In order to be eligible for aid, a student must have completed a full senior year of high school at a Washington public or private school or received an equivalent diploma, such as a GED, and lived in Washington for at least three years immediately before receiving their diploma.
Students must either sign an affidavit indicating that they intend to file an application to become a legal permanent resident at the earliest time they are eligible to do so and are willing to pursue a path to citizenship, or have already applied for and received deferred action for childhood arrival status from U.S. Customs and Immigration Services.
Reps. Maureen Walsh (R-Walla Walla) and Terry Nealey (R-Dayton) voted in favor of the bill.
“I think it was the right thing to do,” said Walsh. “We’re talking about kids that grew up in our communities, went to school with our children.”
Nealey said he felt the measure supported education and had good requirements to limit eligibility to students who are from Washington.
“I think they ought to have an opportunity to complete college. It wasn’t their fault that they were in the United States without a legal citizenship status,” he said.
Some Republicans argued against the bill because over 30,000 Washington students applied for financial aid last year and didn’t receive it.
Nealey said while this is true, the bill is projected to add about 600 students per year to the financial aid pool, and simply gives them the chance to compete with everyone else.
Walsh added that the number of students who apply for and don’t receive state financial aid indicates a need to address that issue in the future with better education funding.
Senate leaders may not consider the bill, however. The Seattle Times reported yesterday Senate majority leader Rodney Tom, a Democrat caucusing with Republicans to form a Senate majority, said his caucus intends to focus on jobs, education and the budget.
Sen.
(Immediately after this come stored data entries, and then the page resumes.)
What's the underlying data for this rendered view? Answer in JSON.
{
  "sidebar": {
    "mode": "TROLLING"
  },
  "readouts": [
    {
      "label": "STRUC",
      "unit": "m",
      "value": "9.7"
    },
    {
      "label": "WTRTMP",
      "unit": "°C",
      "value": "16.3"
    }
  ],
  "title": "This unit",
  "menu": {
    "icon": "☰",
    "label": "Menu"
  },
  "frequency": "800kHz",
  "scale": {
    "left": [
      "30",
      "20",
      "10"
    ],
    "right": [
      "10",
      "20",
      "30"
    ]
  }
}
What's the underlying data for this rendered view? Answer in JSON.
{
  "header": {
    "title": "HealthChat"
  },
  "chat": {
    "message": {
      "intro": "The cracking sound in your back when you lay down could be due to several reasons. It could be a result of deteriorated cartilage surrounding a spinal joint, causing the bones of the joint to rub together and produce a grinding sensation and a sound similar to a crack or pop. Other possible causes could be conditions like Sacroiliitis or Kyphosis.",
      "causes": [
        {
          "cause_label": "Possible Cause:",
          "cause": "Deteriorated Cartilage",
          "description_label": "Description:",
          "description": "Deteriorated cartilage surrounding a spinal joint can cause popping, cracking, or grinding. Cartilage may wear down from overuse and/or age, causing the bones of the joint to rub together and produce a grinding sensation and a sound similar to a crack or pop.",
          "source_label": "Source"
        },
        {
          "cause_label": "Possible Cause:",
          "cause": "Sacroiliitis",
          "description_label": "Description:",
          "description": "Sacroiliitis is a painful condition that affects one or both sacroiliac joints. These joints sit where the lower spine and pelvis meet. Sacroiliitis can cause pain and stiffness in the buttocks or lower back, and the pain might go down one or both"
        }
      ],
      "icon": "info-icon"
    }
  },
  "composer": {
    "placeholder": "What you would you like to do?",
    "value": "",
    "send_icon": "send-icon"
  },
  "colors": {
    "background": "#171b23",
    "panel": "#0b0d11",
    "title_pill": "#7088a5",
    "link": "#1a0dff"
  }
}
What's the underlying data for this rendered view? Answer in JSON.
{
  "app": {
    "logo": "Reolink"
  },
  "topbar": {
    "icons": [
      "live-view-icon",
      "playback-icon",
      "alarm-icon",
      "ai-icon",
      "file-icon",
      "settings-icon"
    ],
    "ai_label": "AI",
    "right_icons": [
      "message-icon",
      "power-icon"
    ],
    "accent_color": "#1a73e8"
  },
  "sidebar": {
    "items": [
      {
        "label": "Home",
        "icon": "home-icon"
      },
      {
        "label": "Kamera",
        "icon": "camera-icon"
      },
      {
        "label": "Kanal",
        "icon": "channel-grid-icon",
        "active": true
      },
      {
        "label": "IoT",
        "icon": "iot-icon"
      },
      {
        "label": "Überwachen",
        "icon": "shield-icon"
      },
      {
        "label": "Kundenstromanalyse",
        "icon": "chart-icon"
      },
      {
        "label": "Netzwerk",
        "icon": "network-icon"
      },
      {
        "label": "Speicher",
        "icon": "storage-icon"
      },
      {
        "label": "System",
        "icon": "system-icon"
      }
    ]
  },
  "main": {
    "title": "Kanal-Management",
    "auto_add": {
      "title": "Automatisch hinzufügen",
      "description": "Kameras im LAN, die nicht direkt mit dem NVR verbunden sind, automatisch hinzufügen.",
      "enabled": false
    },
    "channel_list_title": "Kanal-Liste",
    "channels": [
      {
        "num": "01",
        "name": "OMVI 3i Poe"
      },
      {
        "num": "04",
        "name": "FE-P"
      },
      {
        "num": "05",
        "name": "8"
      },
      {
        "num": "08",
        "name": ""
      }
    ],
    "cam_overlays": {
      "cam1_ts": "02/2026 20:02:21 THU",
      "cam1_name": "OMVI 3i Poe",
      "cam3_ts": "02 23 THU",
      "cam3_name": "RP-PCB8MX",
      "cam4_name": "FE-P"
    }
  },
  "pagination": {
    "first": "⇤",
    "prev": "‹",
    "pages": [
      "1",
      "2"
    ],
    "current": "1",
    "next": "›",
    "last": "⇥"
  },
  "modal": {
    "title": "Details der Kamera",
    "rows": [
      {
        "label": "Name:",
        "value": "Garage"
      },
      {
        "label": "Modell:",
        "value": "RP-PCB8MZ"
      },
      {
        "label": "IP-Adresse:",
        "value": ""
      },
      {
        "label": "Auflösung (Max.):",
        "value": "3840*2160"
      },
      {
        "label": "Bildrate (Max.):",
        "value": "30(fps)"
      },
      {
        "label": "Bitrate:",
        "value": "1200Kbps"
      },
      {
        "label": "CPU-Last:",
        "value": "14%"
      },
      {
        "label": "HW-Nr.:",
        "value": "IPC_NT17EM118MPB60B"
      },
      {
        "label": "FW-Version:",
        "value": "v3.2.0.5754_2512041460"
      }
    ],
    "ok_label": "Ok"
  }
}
Mike Hewitt (R-Walla Walla) said he couldn’t speak for other members of his caucus because he is not involved in leadership, but said he would support the Dream Act this year, assuming no extra programs or measures are added to it.
“I try to base all of my decisions on empowering people,” he said. “Many of these kids were brought to this country when they were two or three years old.”
He added that a national DREAM Act providing some of the same benefits to young undocumented people would help states who are trying to help those students.
“I’m really hoping Congress will someday get to this. It would alleviate a lot of pressure at the state level,” he said.